I raised my head and looked at her. “The fee you quoted is ridiculous. It’ll probably take me a day or two at most. Regardless, I’ll bill my normal rate.”
“You’ll get what I promised.”
Eighty grand for a routine locate. I did skip traces for two hundred bucks. At the end of the day, that’s all this would really be.
“I remember when you borrowed a hundred dollars from me to cover your car payment,” I said.
She looked at me, trying hard for empty eyes, but not succeeding. After a few seconds, she turned her head.
“Call me with the identifiers,” I said after some silence passed. I’ll find him for you, and then we’ll be done. Okay?”
She didn’t answer, but she nodded. I stood up and paused for a moment, considering crossing the room, reaching out to her, an embrace, a hand on the shoulder, something. Instead, I let myself out of the house.
3
Joe was on his back on the living room floor with a broomstick clenched in his hands.

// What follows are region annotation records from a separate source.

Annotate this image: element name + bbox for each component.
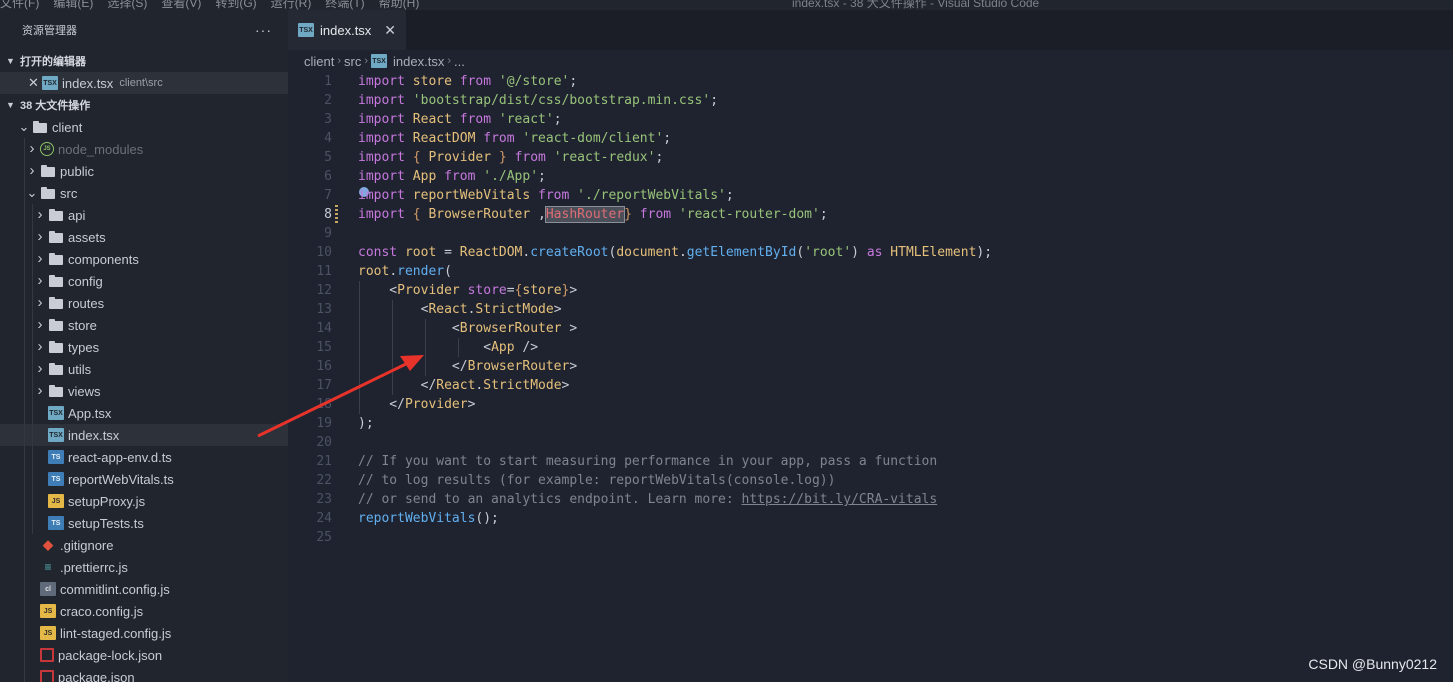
arrow-head bbox=[400, 355, 424, 371]
arrow-shaft bbox=[257, 360, 411, 438]
annotation-arrow bbox=[257, 355, 424, 438]
watermark: CSDN @Bunny0212 bbox=[1308, 656, 1437, 672]
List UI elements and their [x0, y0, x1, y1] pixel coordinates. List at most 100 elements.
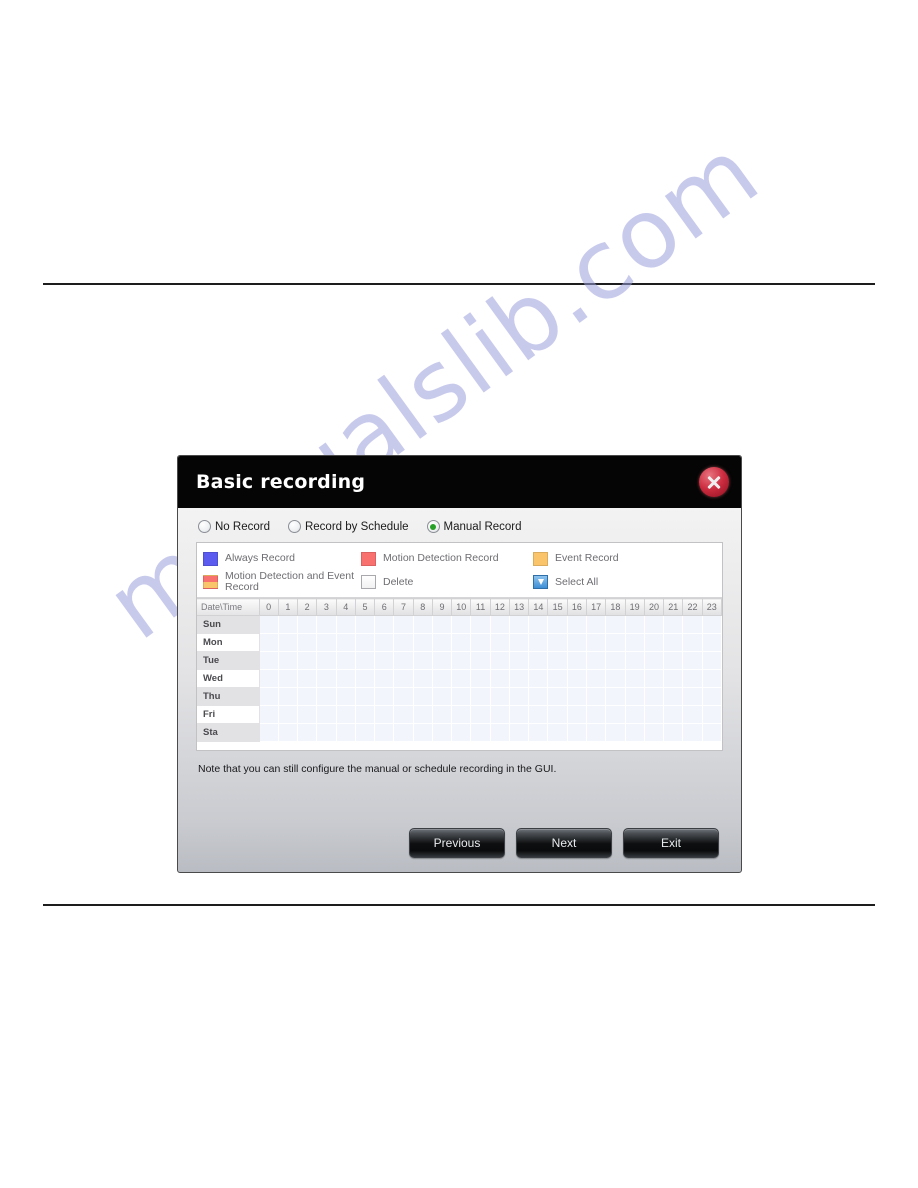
schedule-slot-cell[interactable]	[374, 651, 395, 671]
schedule-slot-cell[interactable]	[547, 687, 568, 707]
schedule-slot-cell[interactable]	[470, 633, 491, 653]
schedule-slot-cell[interactable]	[278, 705, 299, 725]
schedule-slot-cell[interactable]	[316, 687, 337, 707]
schedule-slot-cell[interactable]	[470, 705, 491, 725]
schedule-slot-cell[interactable]	[509, 651, 530, 671]
schedule-slot-cell[interactable]	[316, 651, 337, 671]
schedule-slot-cell[interactable]	[259, 723, 279, 743]
schedule-slot-cell[interactable]	[490, 651, 510, 671]
schedule-slot-cell[interactable]	[490, 723, 510, 743]
schedule-slot-cell[interactable]	[374, 705, 395, 725]
schedule-slot-cell[interactable]	[432, 669, 453, 689]
schedule-slot-cell[interactable]	[663, 705, 684, 725]
schedule-slot-cell[interactable]	[586, 633, 607, 653]
schedule-slot-cell[interactable]	[432, 687, 453, 707]
schedule-slot-cell[interactable]	[702, 669, 723, 689]
schedule-slot-cell[interactable]	[567, 615, 588, 635]
schedule-slot-cell[interactable]	[509, 687, 530, 707]
radio-no-record[interactable]: No Record	[198, 520, 270, 533]
schedule-slot-cell[interactable]	[567, 651, 588, 671]
schedule-slot-cell[interactable]	[547, 669, 568, 689]
schedule-slot-cell[interactable]	[355, 705, 376, 725]
schedule-slot-cell[interactable]	[567, 705, 588, 725]
schedule-slot-cell[interactable]	[451, 723, 472, 743]
schedule-slot-cell[interactable]	[547, 651, 568, 671]
schedule-slot-cell[interactable]	[297, 705, 318, 725]
schedule-slot-cell[interactable]	[393, 669, 414, 689]
schedule-slot-cell[interactable]	[432, 615, 453, 635]
schedule-slot-cell[interactable]	[702, 615, 723, 635]
schedule-slot-cell[interactable]	[682, 633, 703, 653]
schedule-slot-cell[interactable]	[355, 723, 376, 743]
schedule-slot-cell[interactable]	[374, 669, 395, 689]
schedule-slot-cell[interactable]	[355, 651, 376, 671]
schedule-slot-cell[interactable]	[509, 615, 530, 635]
schedule-slot-cell[interactable]	[336, 705, 356, 725]
schedule-slot-cell[interactable]	[297, 651, 318, 671]
schedule-slot-cell[interactable]	[316, 633, 337, 653]
schedule-slot-cell[interactable]	[470, 669, 491, 689]
schedule-slot-cell[interactable]	[451, 705, 472, 725]
schedule-slot-cell[interactable]	[278, 723, 299, 743]
schedule-slot-cell[interactable]	[432, 651, 453, 671]
schedule-slot-cell[interactable]	[336, 669, 356, 689]
schedule-slot-cell[interactable]	[413, 615, 433, 635]
schedule-slot-cell[interactable]	[663, 669, 684, 689]
schedule-slot-cell[interactable]	[528, 651, 549, 671]
schedule-slot-cell[interactable]	[644, 687, 665, 707]
schedule-slot-cell[interactable]	[297, 687, 318, 707]
schedule-slot-cell[interactable]	[702, 687, 723, 707]
schedule-slot-cell[interactable]	[451, 687, 472, 707]
schedule-slot-cell[interactable]	[336, 723, 356, 743]
legend-item-delete[interactable]: Delete	[361, 575, 533, 590]
schedule-slot-cell[interactable]	[605, 705, 626, 725]
schedule-slot-cell[interactable]	[432, 633, 453, 653]
schedule-slot-cell[interactable]	[490, 615, 510, 635]
schedule-slot-cell[interactable]	[625, 687, 645, 707]
schedule-slot-cell[interactable]	[451, 615, 472, 635]
checkbox-delete-icon[interactable]	[361, 575, 376, 590]
schedule-slot-cell[interactable]	[567, 633, 588, 653]
schedule-slot-cell[interactable]	[547, 705, 568, 725]
schedule-slot-cell[interactable]	[374, 633, 395, 653]
schedule-slot-cell[interactable]	[663, 651, 684, 671]
schedule-slot-cell[interactable]	[470, 723, 491, 743]
schedule-slot-cell[interactable]	[259, 615, 279, 635]
schedule-slot-cell[interactable]	[259, 633, 279, 653]
schedule-slot-cell[interactable]	[259, 669, 279, 689]
schedule-slot-cell[interactable]	[682, 687, 703, 707]
schedule-slot-cell[interactable]	[278, 669, 299, 689]
schedule-slot-cell[interactable]	[586, 669, 607, 689]
schedule-slot-cell[interactable]	[702, 723, 723, 743]
schedule-slot-cell[interactable]	[278, 651, 299, 671]
select-all-icon[interactable]	[533, 575, 548, 590]
schedule-slot-cell[interactable]	[605, 687, 626, 707]
schedule-slot-cell[interactable]	[470, 651, 491, 671]
schedule-slot-cell[interactable]	[663, 615, 684, 635]
schedule-slot-cell[interactable]	[663, 633, 684, 653]
schedule-slot-cell[interactable]	[567, 669, 588, 689]
schedule-slot-cell[interactable]	[644, 651, 665, 671]
schedule-slot-cell[interactable]	[682, 651, 703, 671]
schedule-slot-cell[interactable]	[509, 669, 530, 689]
schedule-slot-cell[interactable]	[297, 723, 318, 743]
schedule-slot-cell[interactable]	[528, 705, 549, 725]
schedule-slot-cell[interactable]	[490, 633, 510, 653]
schedule-slot-cell[interactable]	[413, 687, 433, 707]
schedule-slot-cell[interactable]	[605, 651, 626, 671]
schedule-slot-cell[interactable]	[528, 723, 549, 743]
schedule-slot-cell[interactable]	[336, 651, 356, 671]
schedule-slot-cell[interactable]	[567, 687, 588, 707]
schedule-slot-cell[interactable]	[432, 705, 453, 725]
schedule-slot-cell[interactable]	[682, 669, 703, 689]
schedule-slot-cell[interactable]	[625, 651, 645, 671]
previous-button[interactable]: Previous	[409, 828, 505, 858]
schedule-slot-cell[interactable]	[374, 723, 395, 743]
schedule-slot-cell[interactable]	[605, 723, 626, 743]
schedule-slot-cell[interactable]	[470, 615, 491, 635]
schedule-slot-cell[interactable]	[297, 633, 318, 653]
schedule-slot-cell[interactable]	[644, 633, 665, 653]
schedule-slot-cell[interactable]	[625, 723, 645, 743]
schedule-slot-cell[interactable]	[682, 615, 703, 635]
schedule-slot-cell[interactable]	[393, 651, 414, 671]
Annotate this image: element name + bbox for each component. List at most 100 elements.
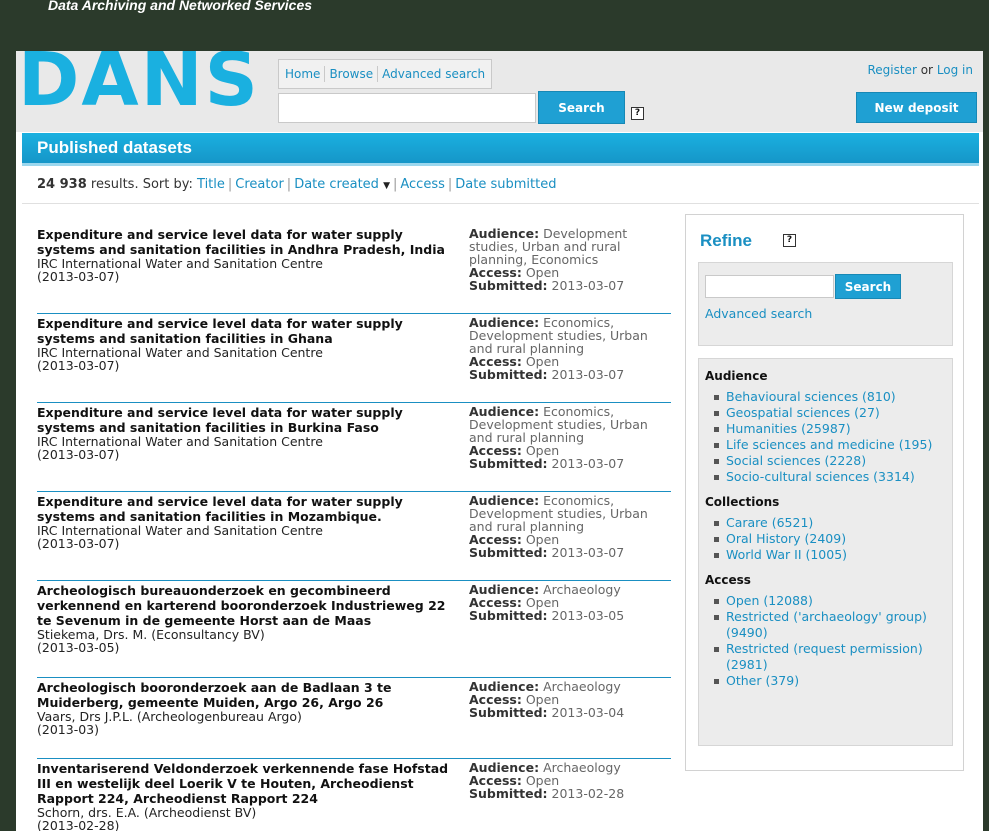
result-submitted: Submitted: 2013-03-07 (469, 279, 659, 292)
submitted-value: 2013-02-28 (551, 786, 625, 801)
dans-logo[interactable]: DANS (18, 51, 258, 113)
nav-home-link[interactable]: Home (281, 67, 324, 81)
main-search: Search ? (278, 91, 644, 124)
sort-access-link[interactable]: Access (400, 177, 445, 192)
login-link[interactable]: Log in (937, 63, 973, 77)
facet-heading: Access (705, 573, 751, 587)
bullet-icon (714, 599, 719, 604)
facet-link[interactable]: Behavioural sciences (810) (726, 389, 896, 405)
facet-link[interactable]: Other (379) (726, 673, 799, 689)
result-right: Audience: Archaeology Access: Open Submitt… (469, 761, 659, 800)
result-submitted: Submitted: 2013-03-04 (469, 706, 659, 719)
result-item: Expenditure and service level data for w… (37, 492, 671, 581)
submitted-label: Submitted: (469, 545, 548, 560)
result-date: (2013-03) (37, 722, 99, 737)
result-right: Audience: Archaeology Access: Open Submitt… (469, 583, 659, 622)
nav-advanced-search-link[interactable]: Advanced search (378, 67, 489, 81)
facet-link[interactable]: Open (12088) (726, 593, 813, 609)
facet-link[interactable]: Humanities (25987) (726, 421, 851, 437)
refine-help-icon[interactable]: ? (783, 234, 796, 247)
result-title[interactable]: Archeologisch booronderzoek aan de Badla… (37, 680, 457, 710)
facet-link[interactable]: Socio-cultural sciences (3314) (726, 469, 915, 485)
submitted-label: Submitted: (469, 367, 548, 382)
results-count: 24 938 (37, 177, 87, 192)
result-date: (2013-03-07) (37, 269, 120, 284)
submitted-value: 2013-03-05 (551, 608, 625, 623)
facet-heading: Audience (705, 369, 768, 383)
result-left: Archeologisch booronderzoek aan de Badla… (37, 678, 457, 736)
facet-item: Open (12088) (714, 593, 952, 609)
nav-browse-link[interactable]: Browse (325, 67, 377, 81)
facet-list: Carare (6521) Oral History (2409) World Wa… (699, 515, 952, 563)
facet-item: Geospatial sciences (27) (714, 405, 952, 421)
result-left: Inventariserend Veldonderzoek verkennend… (37, 759, 457, 831)
submitted-value: 2013-03-04 (551, 705, 625, 720)
page-title-bar: Published datasets (22, 133, 979, 166)
result-creator: Schorn, drs. E.A. (Archeodienst BV) (37, 805, 257, 820)
result-item: Archeologisch booronderzoek aan de Badla… (37, 678, 671, 759)
facet-link[interactable]: Restricted (request permission) (2981) (726, 641, 952, 673)
help-icon[interactable]: ? (631, 107, 644, 120)
page-header: DANS Home Browse Advanced search Search … (16, 51, 983, 132)
submitted-value: 2013-03-07 (551, 367, 625, 382)
refine-advanced-search-link[interactable]: Advanced search (705, 306, 812, 321)
result-submitted: Submitted: 2013-03-07 (469, 457, 659, 470)
facet-link[interactable]: Life sciences and medicine (195) (726, 437, 932, 453)
facet-link[interactable]: Social sciences (2228) (726, 453, 866, 469)
result-title[interactable]: Inventariserend Veldonderzoek verkennend… (37, 761, 457, 806)
result-title[interactable]: Expenditure and service level data for w… (37, 494, 457, 524)
results-sort-bar: 24 938 results. Sort by: Title | Creator | D… (37, 177, 557, 192)
submitted-value: 2013-03-07 (551, 278, 625, 293)
search-input[interactable] (278, 92, 536, 123)
refine-title: Refine (700, 231, 752, 250)
result-title[interactable]: Expenditure and service level data for w… (37, 405, 457, 435)
facet-link[interactable]: Restricted ('archaeology' group) (9490) (726, 609, 952, 641)
result-item: Archeologisch bureauonderzoek en gecombi… (37, 581, 671, 678)
submitted-label: Submitted: (469, 608, 548, 623)
bullet-icon (714, 537, 719, 542)
submitted-label: Submitted: (469, 786, 548, 801)
page-title: Published datasets (37, 138, 192, 157)
logo-text: DANS (18, 51, 258, 113)
result-title[interactable]: Archeologisch bureauonderzoek en gecombi… (37, 583, 457, 628)
result-right: Audience: Economics, Development studies… (469, 405, 659, 470)
result-date: (2013-03-07) (37, 536, 120, 551)
refine-search-input[interactable] (705, 275, 834, 298)
refine-search-button[interactable]: Search (835, 274, 901, 299)
facet-item: Restricted ('archaeology' group) (9490) (714, 609, 952, 641)
facet-link[interactable]: Carare (6521) (726, 515, 813, 531)
facet-link[interactable]: Geospatial sciences (27) (726, 405, 880, 421)
facet-item: Restricted (request permission) (2981) (714, 641, 952, 673)
refine-panel: Refine ? Search Advanced search Audience… (685, 214, 964, 771)
new-deposit-button[interactable]: New deposit (856, 92, 977, 123)
result-date: (2013-02-28) (37, 818, 120, 831)
submitted-label: Submitted: (469, 705, 548, 720)
facet-link[interactable]: Oral History (2409) (726, 531, 846, 547)
result-title[interactable]: Expenditure and service level data for w… (37, 316, 457, 346)
result-submitted: Submitted: 2013-02-28 (469, 787, 659, 800)
sort-date-created-link[interactable]: Date created (294, 177, 379, 192)
search-button[interactable]: Search (538, 91, 625, 124)
sort-title-link[interactable]: Title (197, 177, 225, 192)
sort-date-submitted-link[interactable]: Date submitted (455, 177, 556, 192)
result-audience: Audience: Economics, Development studies… (469, 316, 659, 355)
bullet-icon (714, 615, 719, 620)
submitted-value: 2013-03-07 (551, 545, 625, 560)
sort-creator-link[interactable]: Creator (235, 177, 284, 192)
bullet-icon (714, 443, 719, 448)
result-date: (2013-03-07) (37, 358, 120, 373)
facet-item: Social sciences (2228) (714, 453, 952, 469)
result-item: Expenditure and service level data for w… (37, 225, 671, 314)
register-link[interactable]: Register (867, 63, 916, 77)
result-title[interactable]: Expenditure and service level data for w… (37, 227, 457, 257)
bullet-icon (714, 679, 719, 684)
result-audience: Audience: Development studies, Urban and… (469, 227, 659, 266)
facet-link[interactable]: World War II (1005) (726, 547, 847, 563)
site-tagline: Data Archiving and Networked Services (48, 0, 313, 13)
result-right: Audience: Economics, Development studies… (469, 316, 659, 381)
facet-heading: Collections (705, 495, 780, 509)
bullet-icon (714, 553, 719, 558)
result-submitted: Submitted: 2013-03-05 (469, 609, 659, 622)
result-right: Audience: Development studies, Urban and… (469, 227, 659, 292)
result-left: Expenditure and service level data for w… (37, 225, 457, 283)
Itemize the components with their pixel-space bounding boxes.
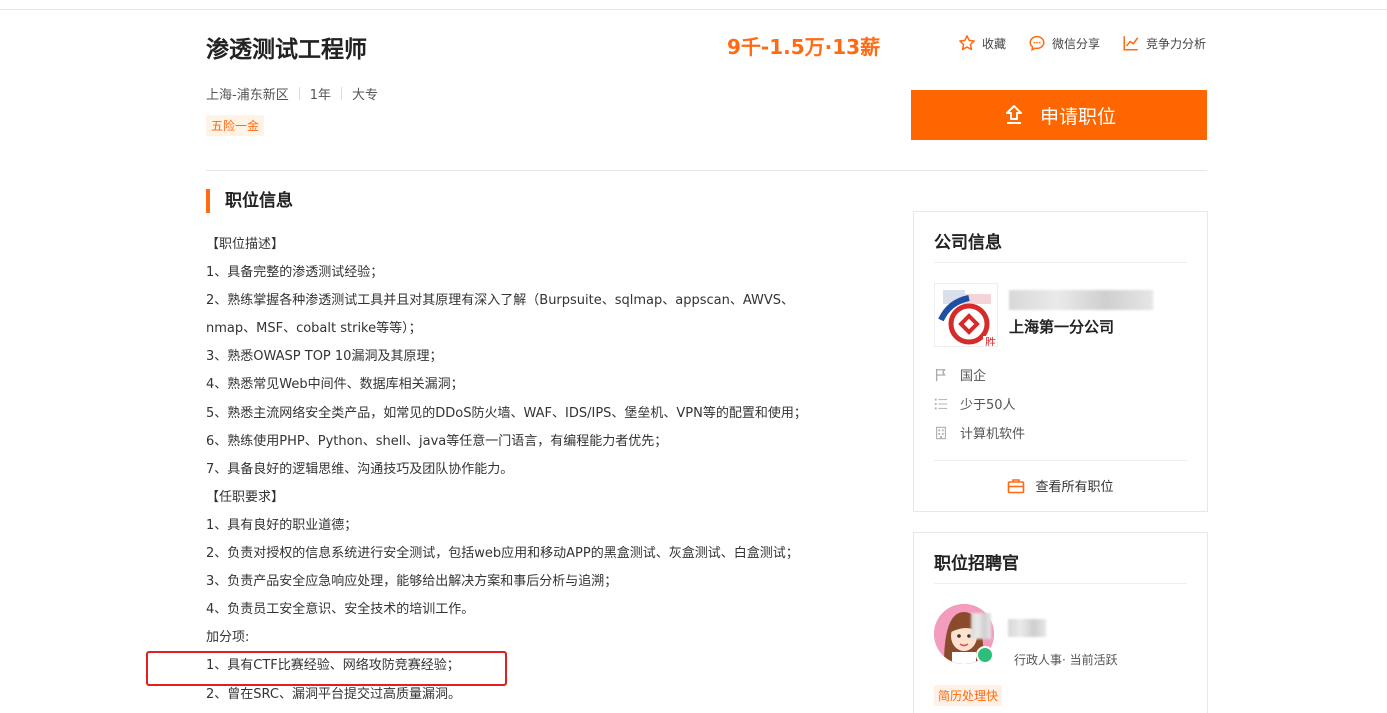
desc-line: 7、具备良好的逻辑思维、沟通技巧及团队协作能力。	[206, 461, 514, 477]
favorite-button[interactable]: 收藏	[958, 34, 1006, 52]
meta-separator	[298, 87, 300, 100]
company-card-title: 公司信息	[934, 233, 1002, 253]
desc-line: 【职位描述】	[206, 237, 285, 252]
highlight-annotation	[146, 651, 507, 686]
wechat-share-label: 微信分享	[1052, 36, 1101, 51]
company-type: 国企	[960, 369, 987, 384]
desc-line: 6、熟练使用PHP、Python、shell、java等任意一门语言，有编程能力…	[206, 433, 668, 449]
desc-line: 2、熟练掌握各种渗透测试工具并且对其原理有深入了解（Burpsuite、sqlm…	[206, 293, 795, 309]
view-all-jobs-link[interactable]: 查看所有职位	[914, 476, 1207, 495]
company-info-card: 公司信息 胜 上海第一分公司 国企 少于50人 计算机软件 查看所有职位	[913, 211, 1208, 512]
job-education: 大专	[351, 88, 378, 103]
upload-icon	[1005, 105, 1022, 124]
desc-line: 3、熟悉OWASP TOP 10漏洞及其原理；	[206, 349, 443, 365]
top-divider	[0, 9, 1387, 10]
card-divider	[934, 460, 1187, 461]
desc-line: 4、熟悉常见Web中间件、数据库相关漏洞；	[206, 377, 464, 393]
blurred-company-name	[1009, 290, 1153, 310]
desc-line: 2、负责对授权的信息系统进行安全测试，包括web应用和移动APP的黑盒测试、灰盒…	[206, 546, 799, 562]
recruiter-role: 行政人事· 当前活跃	[1014, 653, 1118, 667]
competitiveness-button[interactable]: 竞争力分析	[1122, 34, 1206, 52]
recruiter-card: 职位招聘官 行政人事· 当前活跃 简历处理快	[913, 532, 1208, 713]
building-icon	[936, 426, 946, 439]
desc-line: 1、具有良好的职业道德；	[206, 517, 358, 533]
chat-bubble-icon	[1029, 35, 1045, 52]
header-divider	[206, 170, 1207, 171]
blurred-avatar-edge	[971, 613, 991, 639]
job-description: 【职位描述】 1、具备完整的渗透测试经验； 2、熟练掌握各种渗透测试工具并且对其…	[206, 231, 866, 709]
online-status-indicator	[976, 646, 994, 664]
company-logo-image: 胜	[935, 284, 997, 347]
competitiveness-label: 竞争力分析	[1146, 36, 1207, 51]
meta-separator	[340, 87, 342, 100]
fast-response-badge: 简历处理快	[934, 685, 1003, 706]
job-location: 上海-浦东新区	[206, 88, 289, 103]
job-actions: 收藏 微信分享 竞争力分析	[958, 34, 1206, 52]
card-divider	[934, 262, 1187, 263]
company-name[interactable]: 上海第一分公司	[1009, 316, 1114, 337]
star-icon	[959, 35, 975, 51]
welfare-tag: 五险一金	[206, 115, 265, 136]
blurred-recruiter-name	[1008, 619, 1046, 637]
card-divider	[934, 583, 1187, 584]
job-experience: 1年	[309, 88, 331, 103]
recruiter-card-title: 职位招聘官	[934, 554, 1019, 574]
salary: 9千-1.5万·13薪	[727, 35, 881, 59]
wechat-share-button[interactable]: 微信分享	[1028, 34, 1100, 52]
company-size: 少于50人	[960, 398, 1016, 413]
company-type-row: 国企	[934, 365, 986, 384]
job-meta: 上海-浦东新区 1年 大专	[206, 84, 378, 103]
job-title: 渗透测试工程师	[206, 37, 367, 63]
chart-icon	[1123, 36, 1139, 51]
company-logo-char: 胜	[985, 335, 996, 347]
desc-line: nmap、MSF、cobalt strike等等）；	[206, 321, 422, 337]
company-industry: 计算机软件	[960, 427, 1026, 442]
company-logo[interactable]: 胜	[934, 283, 998, 347]
flag-icon	[935, 368, 946, 381]
desc-line: 【任职要求】	[206, 489, 285, 505]
company-size-row: 少于50人	[934, 394, 1016, 413]
list-icon	[934, 398, 948, 409]
apply-label: 申请职位	[1039, 105, 1116, 128]
company-industry-row: 计算机软件	[934, 423, 1025, 442]
favorite-label: 收藏	[982, 36, 1007, 51]
briefcase-icon	[1008, 478, 1025, 493]
apply-job-button[interactable]: 申请职位	[911, 90, 1207, 140]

While I leaned against the doorframe and watched, he lifted the broomstick from his waist and raised it in an arc. A normal person would have brought the broomstick back behind his head. Joe stopped with the broomstick at about chin level and grimaced. There was sweat on his face, and when he remembered to breathe, it was a harsh gasp. He narrowed his eyes, and I saw his jaw muscles bulge slightly, the molars clenching. The broomstick inched back, but just barely. He held it there for a moment, took another breath, and tried for another inch. Didn’t get it. He exhaled heavily and returned the broomstick to his waist.
“Didn’t you have therapy this morning?” I said.
“Yes.” He shifted slightly on the floor, then began the exercise again.
“So you come right back from therapy and start all over again? Isn’t there a rest period in there somewhere?”
“You’ve got to work hard at it.”
I shook my head, swung my body off the door frame, and moved around him and into the living room. He was pushing it hard—probably harder than any of the medical professionals who dealt with him wanted—but it was Joe. I knew him too well to be surprised, and certainly too well to try to discourage it.
He took another one of those shallow, gasping breaths, and I looked away. Almost three months of this now, and still I had to look away. That’s how it goes when someone takes a bullet because of you.
“You heard about Alex Jefferson?” I said, taking a seat on the couch.